Prep 10 mins
Cook 45 mins
I made this up one day after my family went wild over the bacon wrapped cocktail weenies. I wanted something a little more figure friendly and so in waltzed the chicken. This WILL make your baking dish ugly, but it soaks away and I promise it is worth it.
- 4 -6 boneless skinless chicken breasts
- 4 -6 slices center cut bacon, halved
- 1⁄4 cup brown sugar
- cooking oil (2 sprays)
- Preheat oven to 375 degrees Fahrenheit.
- Spray a 9x9 baking dish with cooking oil.
- Place two halves of bacon on each piece of chicken.
- Sprinkle brown sugar over the top.
- Cover and bake for 35-45 minutes until juices run clear.
- Remove lid and allow to brown for an additional 5-7 minutes.
I kept your basic recipe intact, but did make chgs to expand it. I had some onion, mushrooms & celery I needed to use ... so I sliced them & put them in the bottom of the baking dish. My chicken breasts were VERY LRG, so I sliced them in medallions, placed them atop the veggies & then finished as written. When cooked, I plated the bacon-topped chicken, pureed the veggies w/their liquid & the drippings from the chicken & bacon + enough cream cheese to create a lovely light cream sauce.
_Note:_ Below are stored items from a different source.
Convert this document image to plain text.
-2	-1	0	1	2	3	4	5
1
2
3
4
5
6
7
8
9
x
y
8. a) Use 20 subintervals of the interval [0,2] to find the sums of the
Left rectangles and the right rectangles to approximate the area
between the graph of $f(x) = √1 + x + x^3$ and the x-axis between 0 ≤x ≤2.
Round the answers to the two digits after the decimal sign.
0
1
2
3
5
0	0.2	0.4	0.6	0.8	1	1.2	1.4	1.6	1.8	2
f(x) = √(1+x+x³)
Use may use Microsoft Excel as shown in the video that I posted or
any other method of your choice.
The outcome was divine! The chicken was fork-tender, well-flavored & perfect w/the sauce. This got an enthusiastic 10* rating from DH & will definitely be repeated. Thx for sharing this recipe w/us. :-)
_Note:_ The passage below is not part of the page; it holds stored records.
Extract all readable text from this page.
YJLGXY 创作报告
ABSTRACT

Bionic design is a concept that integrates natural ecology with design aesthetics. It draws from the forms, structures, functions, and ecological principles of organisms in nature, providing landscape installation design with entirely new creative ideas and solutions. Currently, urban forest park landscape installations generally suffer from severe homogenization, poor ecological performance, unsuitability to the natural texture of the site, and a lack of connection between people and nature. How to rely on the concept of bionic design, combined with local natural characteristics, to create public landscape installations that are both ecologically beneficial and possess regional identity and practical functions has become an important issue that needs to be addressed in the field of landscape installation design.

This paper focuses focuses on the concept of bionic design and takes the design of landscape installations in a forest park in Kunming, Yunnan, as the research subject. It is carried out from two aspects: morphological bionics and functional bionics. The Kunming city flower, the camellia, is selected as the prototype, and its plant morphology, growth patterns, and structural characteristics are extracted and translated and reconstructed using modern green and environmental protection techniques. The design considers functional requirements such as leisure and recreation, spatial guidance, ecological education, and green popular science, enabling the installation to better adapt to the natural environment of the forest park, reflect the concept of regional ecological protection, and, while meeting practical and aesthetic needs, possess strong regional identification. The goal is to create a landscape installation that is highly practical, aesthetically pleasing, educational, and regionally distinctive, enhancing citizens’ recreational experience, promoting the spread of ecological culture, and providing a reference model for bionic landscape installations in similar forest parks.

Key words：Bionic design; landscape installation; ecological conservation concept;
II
I liked this.. it was easy to put together and the bacon kept the chicken from drying out. Dutch bacon comes in small paper thin slices so I layered a whole heap of it and wrapped it so that my chicken fillet was snuggled in it's own little bacon bandage. It cooked up easily and, yes the pan did get rather sticky but a good soak overnight fixed that quick enough. I served mine with backed potato in it's jacket and salad and enjoyed it rather a lot. Next time I would put some fresh herbs between the bacon and the chicken and wrap those tightly in.... Please see my rating system: 3 stars for a lovely, easy weekday meal in a rush. Thanks!
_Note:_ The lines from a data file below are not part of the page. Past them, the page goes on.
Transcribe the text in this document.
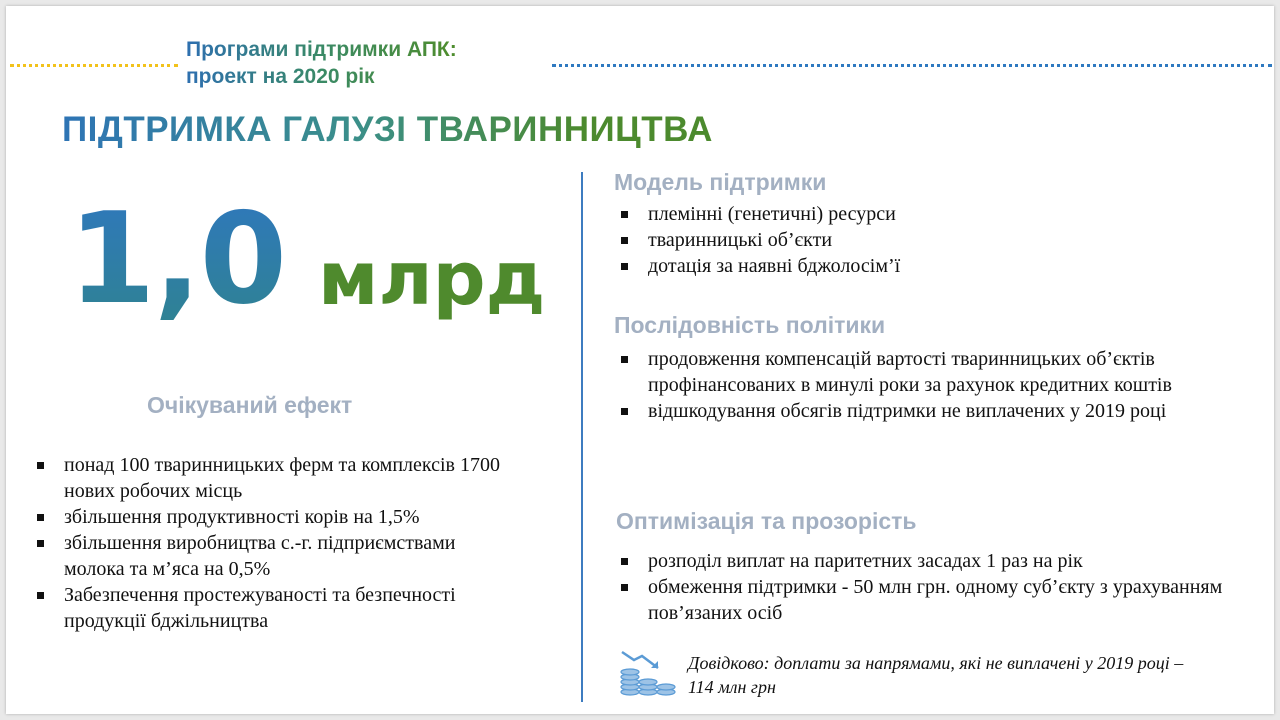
Програми підтримки АПК:
проект на 2020 рік
ПІДТРИМКА ГАЛУЗІ ТВАРИННИЦТВА
1,0 млрд
Очікуваний ефект
понад 100 тваринницьких ферм та комплексів 1700 нових робочих місць
збільшення продуктивності корів на 1,5%
збільшення виробництва с.-г. підприємствами молока та м’яса на 0,5%
Забезпечення простежуваності та безпечності продукції бджільництва
Модель підтримки
племінні (генетичні) ресурси
тваринницькі об’єкти
дотація за наявні бджолосім’ї
Послідовність політики
продовження компенсацій вартості тваринницьких об’єктів профінансованих в минулі роки за рахунок кредитних коштів
відшкодування обсягів підтримки не виплачених у 2019 році
Оптимізація та прозорість
розподіл виплат на паритетних засадах 1 раз на рік
обмеження підтримки - 50 млн грн. одному суб’єкту з урахуванням пов’язаних осіб
Довідково: доплати за напрямами, які не виплачені у 2019 році – 114 млн грн
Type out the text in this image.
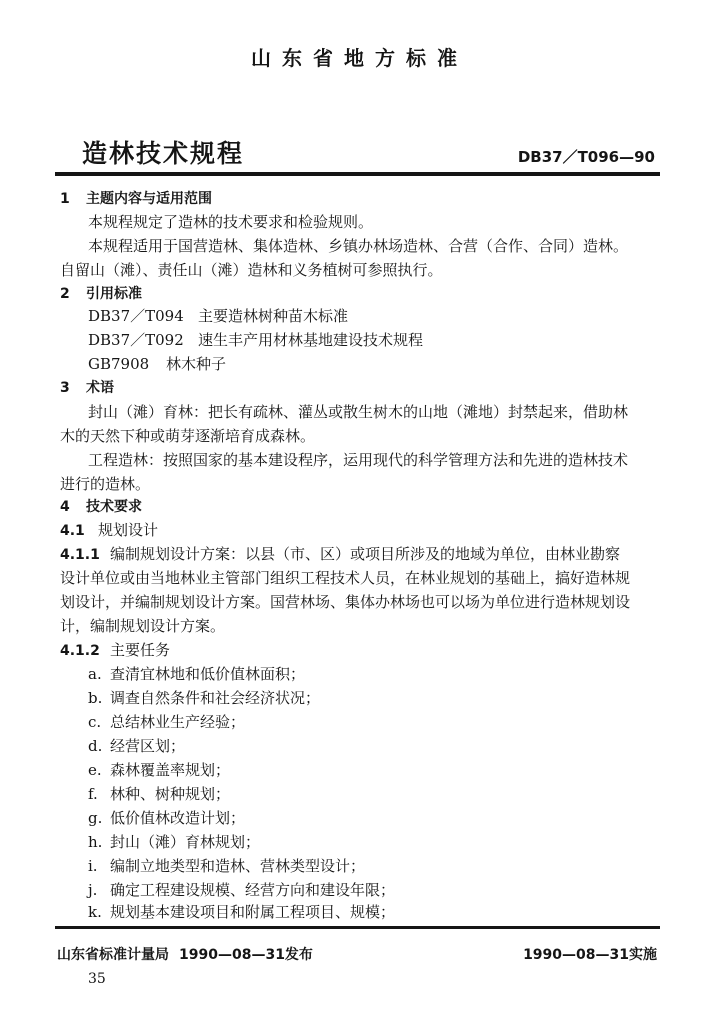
山东省地方标准
造林技术规程	DB37／T096—90
1 主题内容与适用范围
本规程规定了造林的技术要求和检验规则。
本规程适用于国营造林、集体造林、乡镇办林场造林、合营（合作、合同）造林。
自留山（滩）、责任山（滩）造林和义务植树可参照执行。
2 引用标准
DB37／T094 主要造林树种苗木标准
DB37／T092 速生丰产用材林基地建设技术规程
GB7908 林木种子
3 术语
封山（滩）育林：把长有疏林、灌丛或散生树木的山地（滩地）封禁起来，借助林
木的天然下种或萌芽逐渐培育成森林。
工程造林：按照国家的基本建设程序，运用现代的科学管理方法和先进的造林技术
进行的造林。
4 技术要求
4.1 规划设计
4.1.1 编制规划设计方案：以县（市、区）或项目所涉及的地域为单位，由林业勘察
设计单位或由当地林业主管部门组织工程技术人员，在林业规划的基础上，搞好造林规
划设计，并编制规划设计方案。国营林场、集体办林场也可以场为单位进行造林规划设
计，编制规划设计方案。
4.1.2 主要任务
a. 查清宜林地和低价值林面积；
b. 调查自然条件和社会经济状况；
c. 总结林业生产经验；
d. 经营区划；
e. 森林覆盖率规划；
f. 林种、树种规划；
g. 低价值林改造计划；
h. 封山（滩）育林规划；
i. 编制立地类型和造林、营林类型设计；
j. 确定工程建设规模、经营方向和建设年限；
k. 规划基本建设项目和附属工程项目、规模；
山东省标准计量局 1990—08—31发布	1990—08—31实施
35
This was a pretty good dish. Didn't blow our socks off or anything like that, but it was tasty and certainly easy to make. I didn't even have a problem with it mucking up the casserole dish. :) I don't know if the bacon you called for was the same stuff that I used. I haven't heard of 'center cut' before. This was side bacon, so that in itself may make a big difference. I'll have to talk to the butcher about the other cut and then make it again. Thanks AskK, for a good meal.